I made my first use of the Red Gemini’s low light mode today, switching to ISO 3200 to maintain the depth of field when filming in slow motion. (I have been shooting at T4-5.6 because a sharper, busier background feels more stressful for Harvey.)
Back to the primary school. We spent the morning outside shooting flashbacks with some talented child actors from the Pauline Quirke Academy. We got some nice slider shots and comedy pans while dealing with the ever-changing cloud cover.
Inside in the afternoon we picked up a dropped scene from day 1, then moved on to one of the film’s biggest challenges: a six-minute dialogue scene travelling through a corridor and around a classroom, to be filmed in a single continuous Steadicam shot. This could easily have been a nightmare, but a number of factors worked in our favour. Firstly, we had rehearsed the scene on location with actors and a phone camera during pre-production. Secondly, we had the brilliant Rupert Peddle operating the Steadicam.
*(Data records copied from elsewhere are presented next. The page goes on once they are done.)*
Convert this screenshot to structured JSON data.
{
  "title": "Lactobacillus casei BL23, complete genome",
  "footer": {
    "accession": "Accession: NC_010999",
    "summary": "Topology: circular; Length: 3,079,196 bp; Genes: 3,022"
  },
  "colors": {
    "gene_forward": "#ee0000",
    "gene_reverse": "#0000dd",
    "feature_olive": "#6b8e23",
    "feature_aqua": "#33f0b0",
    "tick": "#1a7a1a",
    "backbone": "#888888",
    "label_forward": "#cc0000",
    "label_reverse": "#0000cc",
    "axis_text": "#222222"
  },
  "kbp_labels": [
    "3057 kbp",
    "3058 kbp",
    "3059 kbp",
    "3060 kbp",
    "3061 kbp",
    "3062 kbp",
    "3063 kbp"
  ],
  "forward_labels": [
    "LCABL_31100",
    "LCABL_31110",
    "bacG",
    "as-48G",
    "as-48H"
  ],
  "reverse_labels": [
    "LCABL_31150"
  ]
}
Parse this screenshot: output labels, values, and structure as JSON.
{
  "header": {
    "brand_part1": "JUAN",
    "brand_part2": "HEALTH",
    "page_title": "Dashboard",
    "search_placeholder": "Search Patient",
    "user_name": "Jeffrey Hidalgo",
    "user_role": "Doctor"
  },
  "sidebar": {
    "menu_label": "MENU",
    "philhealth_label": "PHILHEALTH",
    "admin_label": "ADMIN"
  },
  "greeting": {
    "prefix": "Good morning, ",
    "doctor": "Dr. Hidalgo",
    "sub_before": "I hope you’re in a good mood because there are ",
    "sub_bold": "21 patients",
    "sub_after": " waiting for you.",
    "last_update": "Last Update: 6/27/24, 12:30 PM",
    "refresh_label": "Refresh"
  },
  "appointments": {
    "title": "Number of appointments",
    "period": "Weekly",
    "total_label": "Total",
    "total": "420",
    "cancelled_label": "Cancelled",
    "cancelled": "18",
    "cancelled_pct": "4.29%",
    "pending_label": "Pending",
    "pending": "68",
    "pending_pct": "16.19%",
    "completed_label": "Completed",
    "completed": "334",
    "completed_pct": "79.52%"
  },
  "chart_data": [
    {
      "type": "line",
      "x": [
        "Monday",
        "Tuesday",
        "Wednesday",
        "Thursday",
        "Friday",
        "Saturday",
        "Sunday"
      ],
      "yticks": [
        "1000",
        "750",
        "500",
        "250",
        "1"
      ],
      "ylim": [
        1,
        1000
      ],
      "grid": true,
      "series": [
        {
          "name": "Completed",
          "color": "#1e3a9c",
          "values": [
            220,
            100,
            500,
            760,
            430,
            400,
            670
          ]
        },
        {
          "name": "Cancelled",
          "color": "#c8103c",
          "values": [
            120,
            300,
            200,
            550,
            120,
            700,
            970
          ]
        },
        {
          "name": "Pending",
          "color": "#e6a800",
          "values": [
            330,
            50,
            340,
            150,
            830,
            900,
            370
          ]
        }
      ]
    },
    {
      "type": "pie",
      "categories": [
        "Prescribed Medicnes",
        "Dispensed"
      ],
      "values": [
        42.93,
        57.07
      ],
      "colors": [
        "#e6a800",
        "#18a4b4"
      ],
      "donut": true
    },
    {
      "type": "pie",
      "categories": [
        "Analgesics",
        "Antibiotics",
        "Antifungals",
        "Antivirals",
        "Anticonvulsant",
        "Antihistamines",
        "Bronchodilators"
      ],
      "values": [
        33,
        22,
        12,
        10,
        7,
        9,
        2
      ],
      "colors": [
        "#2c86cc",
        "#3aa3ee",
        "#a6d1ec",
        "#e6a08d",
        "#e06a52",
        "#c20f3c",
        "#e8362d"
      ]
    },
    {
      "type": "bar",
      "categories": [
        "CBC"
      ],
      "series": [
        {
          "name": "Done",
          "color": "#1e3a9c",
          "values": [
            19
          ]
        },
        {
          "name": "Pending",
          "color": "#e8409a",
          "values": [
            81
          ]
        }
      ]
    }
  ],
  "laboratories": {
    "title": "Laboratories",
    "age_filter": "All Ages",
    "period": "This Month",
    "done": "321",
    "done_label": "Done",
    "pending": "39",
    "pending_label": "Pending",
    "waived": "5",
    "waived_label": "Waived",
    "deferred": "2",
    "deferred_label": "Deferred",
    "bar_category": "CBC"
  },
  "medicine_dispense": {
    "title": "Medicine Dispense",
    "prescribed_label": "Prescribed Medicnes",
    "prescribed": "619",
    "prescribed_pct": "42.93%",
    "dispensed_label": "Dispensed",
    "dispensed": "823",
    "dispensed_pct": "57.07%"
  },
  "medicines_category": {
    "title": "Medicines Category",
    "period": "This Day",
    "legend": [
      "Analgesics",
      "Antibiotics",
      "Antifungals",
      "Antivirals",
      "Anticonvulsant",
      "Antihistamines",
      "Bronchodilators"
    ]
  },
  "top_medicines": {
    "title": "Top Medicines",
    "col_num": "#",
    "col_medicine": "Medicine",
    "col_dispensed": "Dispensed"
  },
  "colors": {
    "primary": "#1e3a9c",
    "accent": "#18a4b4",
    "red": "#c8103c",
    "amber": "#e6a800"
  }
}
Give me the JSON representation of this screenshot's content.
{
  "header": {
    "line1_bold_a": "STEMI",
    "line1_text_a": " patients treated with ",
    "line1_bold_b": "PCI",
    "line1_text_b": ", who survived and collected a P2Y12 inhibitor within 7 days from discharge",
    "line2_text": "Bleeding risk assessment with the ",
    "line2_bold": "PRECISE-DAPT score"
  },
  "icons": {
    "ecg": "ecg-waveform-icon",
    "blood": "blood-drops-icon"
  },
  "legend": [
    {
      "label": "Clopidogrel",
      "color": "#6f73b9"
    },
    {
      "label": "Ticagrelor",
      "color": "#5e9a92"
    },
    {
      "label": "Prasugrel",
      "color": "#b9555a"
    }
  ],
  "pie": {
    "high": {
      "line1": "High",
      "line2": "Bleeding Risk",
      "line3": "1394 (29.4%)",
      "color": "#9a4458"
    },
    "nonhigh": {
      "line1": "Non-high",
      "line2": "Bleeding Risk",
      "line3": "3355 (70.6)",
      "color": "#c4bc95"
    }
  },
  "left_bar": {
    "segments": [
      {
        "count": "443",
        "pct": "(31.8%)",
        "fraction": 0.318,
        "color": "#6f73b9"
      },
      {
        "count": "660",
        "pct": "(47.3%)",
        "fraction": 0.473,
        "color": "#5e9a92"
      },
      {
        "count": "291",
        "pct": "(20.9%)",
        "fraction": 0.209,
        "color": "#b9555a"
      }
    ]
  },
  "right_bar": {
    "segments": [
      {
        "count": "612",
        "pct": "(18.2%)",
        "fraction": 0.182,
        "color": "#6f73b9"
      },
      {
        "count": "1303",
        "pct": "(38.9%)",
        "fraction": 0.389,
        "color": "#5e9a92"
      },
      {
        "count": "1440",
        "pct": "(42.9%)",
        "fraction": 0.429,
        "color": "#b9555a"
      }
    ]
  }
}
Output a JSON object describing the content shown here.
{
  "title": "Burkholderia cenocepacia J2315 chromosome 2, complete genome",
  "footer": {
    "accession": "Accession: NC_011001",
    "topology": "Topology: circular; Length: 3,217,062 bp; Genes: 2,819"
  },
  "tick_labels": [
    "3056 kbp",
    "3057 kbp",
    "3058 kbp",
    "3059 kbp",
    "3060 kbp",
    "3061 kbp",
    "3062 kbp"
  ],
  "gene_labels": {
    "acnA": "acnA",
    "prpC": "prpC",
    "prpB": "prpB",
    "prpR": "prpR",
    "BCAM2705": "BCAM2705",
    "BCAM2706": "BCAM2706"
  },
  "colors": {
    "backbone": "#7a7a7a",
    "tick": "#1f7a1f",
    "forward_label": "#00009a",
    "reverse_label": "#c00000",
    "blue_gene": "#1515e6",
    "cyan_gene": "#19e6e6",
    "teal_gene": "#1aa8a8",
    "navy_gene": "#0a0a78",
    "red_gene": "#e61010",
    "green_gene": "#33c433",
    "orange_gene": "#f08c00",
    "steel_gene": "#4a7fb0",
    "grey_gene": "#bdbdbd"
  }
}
Thirdly, it would have been so difficult to keep a boom and its shadows out of shot that mixer Filipe Pinheiro and his team didn’t even try, instead relying on lavaliers and a mic mounted on the camera.
For similar reasons, we didn’t do much lighting either; there were almost no areas of the rooms and their ceilings that didn’t come into shot at some point. In two places Stephen rigged blackout for negative fill. I then chose which of the existing ceiling lights to turn off and which to keep on, to get as much shape into the image as possible. We tried to rig a grid onto one of the ceiling lights to take it off a wall that was getting too hot, but after one take we realised that this was in frame, so instead we stuck a square of ND gel to it. We also rigged two Astera tubes in the corridor, but discovered that one of those came into frame too, so in the end a single Astera tube was the only additive lighting. The existing ceiling lights worked particularly well for a slow push-in to Alice near the end of the shot, providing her with both key and backlight from perfect angles.
Today we shot a big scene based around a school play. Production designer Amanda Stekly had created a suitably cheesy, sparkly backdrop, and more PQA students dressed up in weird and wonderful costumes to enact snatches of a very random production called Spamlet (making it the second time this year I’ve shot “to be or not to be”, though this time was… er… a little different).
The school had a basic lighting rig already. We refocused and re-gelled some of the lights, keeping it very simple and frontal. Behind the set I put one of my old 800W Arri Lites as a backlight for the kids on stage. To one side, where Alice was standing, we used two Astera tubes, one to key her and one to backlight her. These were both set to a cool, slightly minty colour. My idea of using green for calming characters and moments hasn’t come to fruition quite as I’d planned, because it hasn’t fitted the locations and other design elements, but there’s a little hint of it here.
For the audience, Stephen rigged an Aputure 300D to the ceiling as a backlight, then we bounced the stage lighting back onto them using a silver board. We also used the school’s follow spot, which gave us some nice flares for the stressful moments later in the scene. It was daytime both in reality and in the story, but we closed the (thin) curtains and reduced the ambience outside with floppy flags so that the artificial lighting would have more effect.
We had to move at breakneck speed in the afternoon to get everything in the can before wrap time, but we managed it, finishing our first week on schedule. No mean feat.